Against this backdrop, Boris Johnson’s announcement of ‘Freedom Day’ appears dishearteningly honest. He openly admits that his government is ready to accept a threshold of COVID-related deaths for the sake of the well-being of the rest of the population – a confession that in other contexts is skilfully disguised in the generalized figure of available ICU units or hospital beds. To say that is not to condone Johnson’s policy of individualizing risk by outsourcing the responsibility for public health to individual behaviour and the force of nature – herd immunity. Highlighting this is intended to raise an altogether different question about the openness and transparency of scientific models to contestation, and to review the mechanisms in place for holding evidence-based policy decisions to account.
Epidemiological models never produce a readily available, transparent object or representation of societies. They are dynamic renderings of social systems in which particular ideas of risk, vulnerability, relevance and dependency of individuals, groups and institutions are enacted and made visible in distinct ways. Simulations of disease spread, in this sense, provide a powerful platform for engaging in collective thought experiments about the social visions and imaginaries underpinning public policy and healthcare systems so that they can be tested and opened to public scrutiny and debate. Yet this potential remains widely underutilized, not only in the UK.
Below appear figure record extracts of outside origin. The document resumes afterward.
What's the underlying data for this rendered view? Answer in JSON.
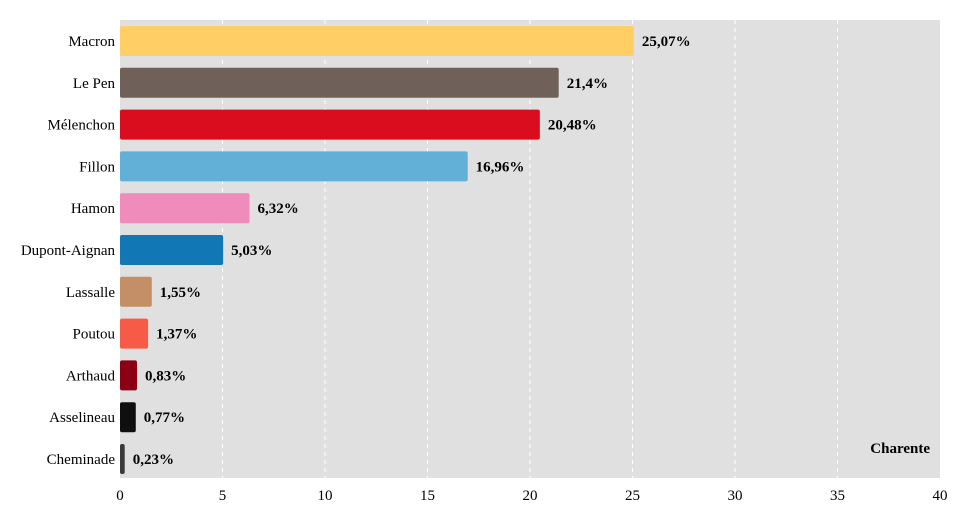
{
  "chart_data": {
    "type": "bar",
    "orientation": "horizontal",
    "categories": [
      "Macron",
      "Le Pen",
      "Mélenchon",
      "Fillon",
      "Hamon",
      "Dupont-Aignan",
      "Lassalle",
      "Poutou",
      "Arthaud",
      "Asselineau",
      "Cheminade"
    ],
    "values": [
      25.07,
      21.4,
      20.48,
      16.96,
      6.32,
      5.03,
      1.55,
      1.37,
      0.83,
      0.77,
      0.23
    ],
    "value_labels": [
      "25,07%",
      "21,4%",
      "20,48%",
      "16,96%",
      "6,32%",
      "5,03%",
      "1,55%",
      "1,37%",
      "0,83%",
      "0,77%",
      "0,23%"
    ],
    "colors": [
      "#FFCF66",
      "#6F605A",
      "#DA0D1F",
      "#62B0D8",
      "#F08CBB",
      "#1278B5",
      "#C48E66",
      "#F55B47",
      "#8C0014",
      "#0F0F0F",
      "#3A3A3A"
    ],
    "xlim": [
      0,
      40
    ],
    "x_ticks": [
      0,
      5,
      10,
      15,
      20,
      25,
      30,
      35,
      40
    ],
    "grid": true,
    "plot_background": "#E0E0E0",
    "annotation": "Charente",
    "title": "",
    "xlabel": "",
    "ylabel": ""
  }
}
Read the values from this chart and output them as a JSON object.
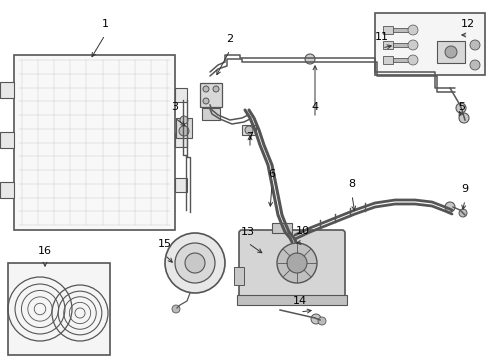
{
  "bg_color": "#ffffff",
  "lc": "#555555",
  "figsize": [
    4.9,
    3.6
  ],
  "dpi": 100,
  "xlim": [
    0,
    490
  ],
  "ylim": [
    0,
    360
  ]
}
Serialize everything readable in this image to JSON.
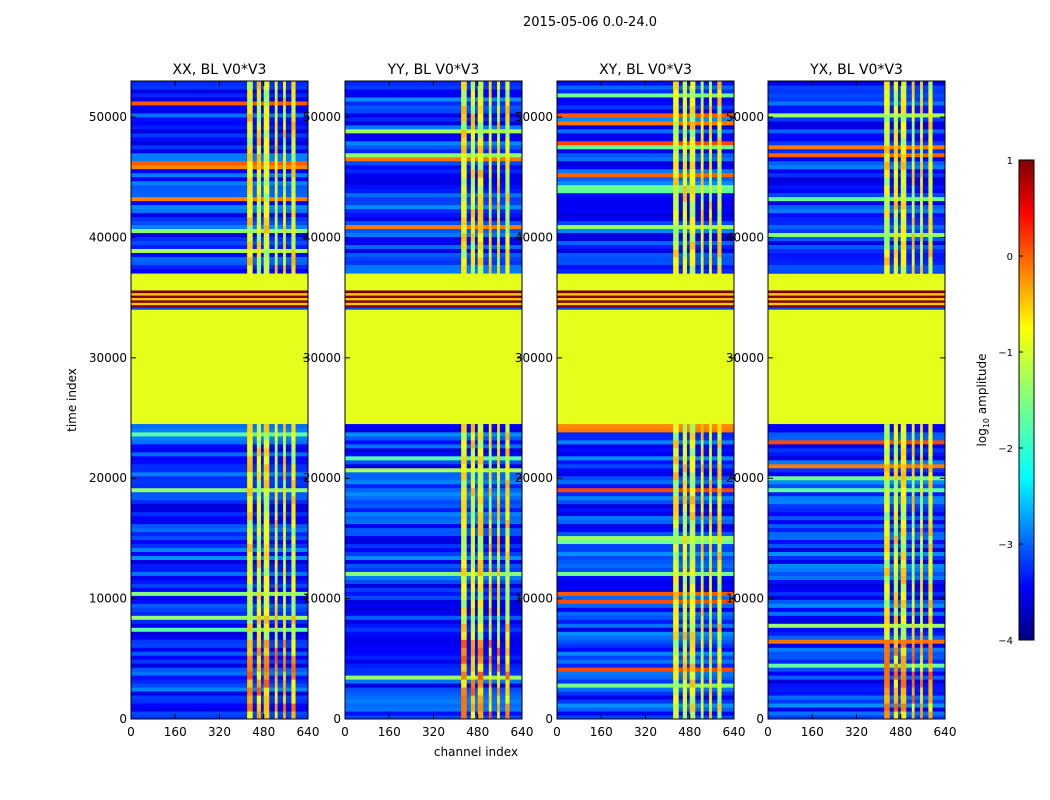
{
  "chart_data": {
    "type": "heatmap",
    "suptitle": "2015-05-06 0.0-24.0",
    "xlabel": "channel index",
    "ylabel": "time index",
    "xlim": [
      0,
      640
    ],
    "ylim": [
      0,
      53000
    ],
    "xticks": [
      "0",
      "160",
      "320",
      "480",
      "640"
    ],
    "yticks": [
      "0",
      "10000",
      "20000",
      "30000",
      "40000",
      "50000"
    ],
    "xtick_values": [
      0,
      160,
      320,
      480,
      640
    ],
    "ytick_values": [
      0,
      10000,
      20000,
      30000,
      40000,
      50000
    ],
    "panels": [
      {
        "title": "XX, BL V0*V3"
      },
      {
        "title": "YY, BL V0*V3"
      },
      {
        "title": "XY, BL V0*V3"
      },
      {
        "title": "YX, BL V0*V3"
      }
    ],
    "colorbar": {
      "label": "log10 amplitude",
      "colormap": "jet",
      "range": [
        -4,
        1
      ],
      "ticks": [
        "1",
        "0",
        "−1",
        "−2",
        "−3",
        "−4"
      ],
      "tick_values": [
        1,
        0,
        -1,
        -2,
        -3,
        -4
      ]
    },
    "regions": {
      "flagged_block_time": [
        24500,
        34000
      ],
      "flagged_block_value": -1.0,
      "saturated_rows_time": [
        34200,
        35600
      ],
      "saturated_rows_value": 1.0,
      "band_channels": [
        [
          420,
          440
        ],
        [
          455,
          470
        ],
        [
          480,
          500
        ],
        [
          520,
          530
        ],
        [
          550,
          560
        ],
        [
          580,
          595
        ]
      ],
      "background_value": -3.0,
      "band_value": -1.0
    }
  }
}
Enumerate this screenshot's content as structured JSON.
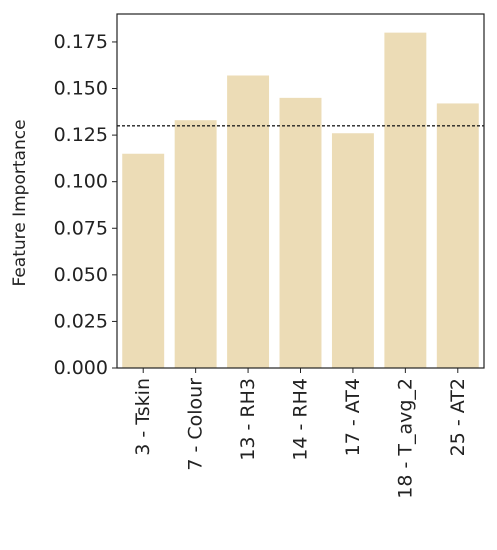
{
  "chart_data": {
    "type": "bar",
    "categories": [
      "3 - Tskin",
      "7 - Colour",
      "13 - RH3",
      "14 - RH4",
      "17 - AT4",
      "18 - T_avg_2",
      "25 - AT2"
    ],
    "values": [
      0.115,
      0.133,
      0.157,
      0.145,
      0.126,
      0.18,
      0.142
    ],
    "title": "",
    "xlabel": "",
    "ylabel": "Feature Importance",
    "ylim": [
      0,
      0.19
    ],
    "yticks": [
      "0.000",
      "0.025",
      "0.050",
      "0.075",
      "0.100",
      "0.125",
      "0.150",
      "0.175"
    ],
    "reference_line": 0.13,
    "grid": false,
    "colors": {
      "bar": "#ecdcb6",
      "reference_line": "#222222",
      "axis": "#222222"
    }
  }
}
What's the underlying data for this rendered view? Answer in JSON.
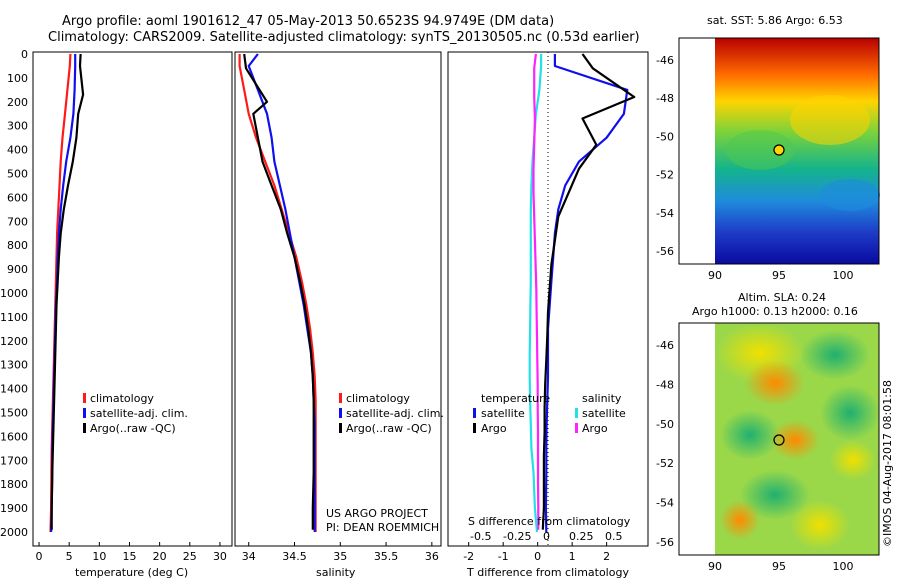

What is needed is a careful review of the mechanisms and means in place for scrutinizing speculative policies derived from scientific models, to ensure that epidemiological models are subject to the same democratic scrutiny and review as other legal measures, and to reflect the full plurality of voices and standpoints in decision-making that a transparent, fair and socially just process of political deliberation demands. This would entail making sure that scientific models and data visualization reflect the full spectrum of system processes and relations that constitute the diversity of interests and concerns in a given population, irrespective of their legal status. But it also includes opening scientific models to questions from critical individuals and groups outside the closed circle of health experts, epidemiologists and public health officials, who have kept the critical task of defining the basic building blocks of data models and simulations firmly in their hands.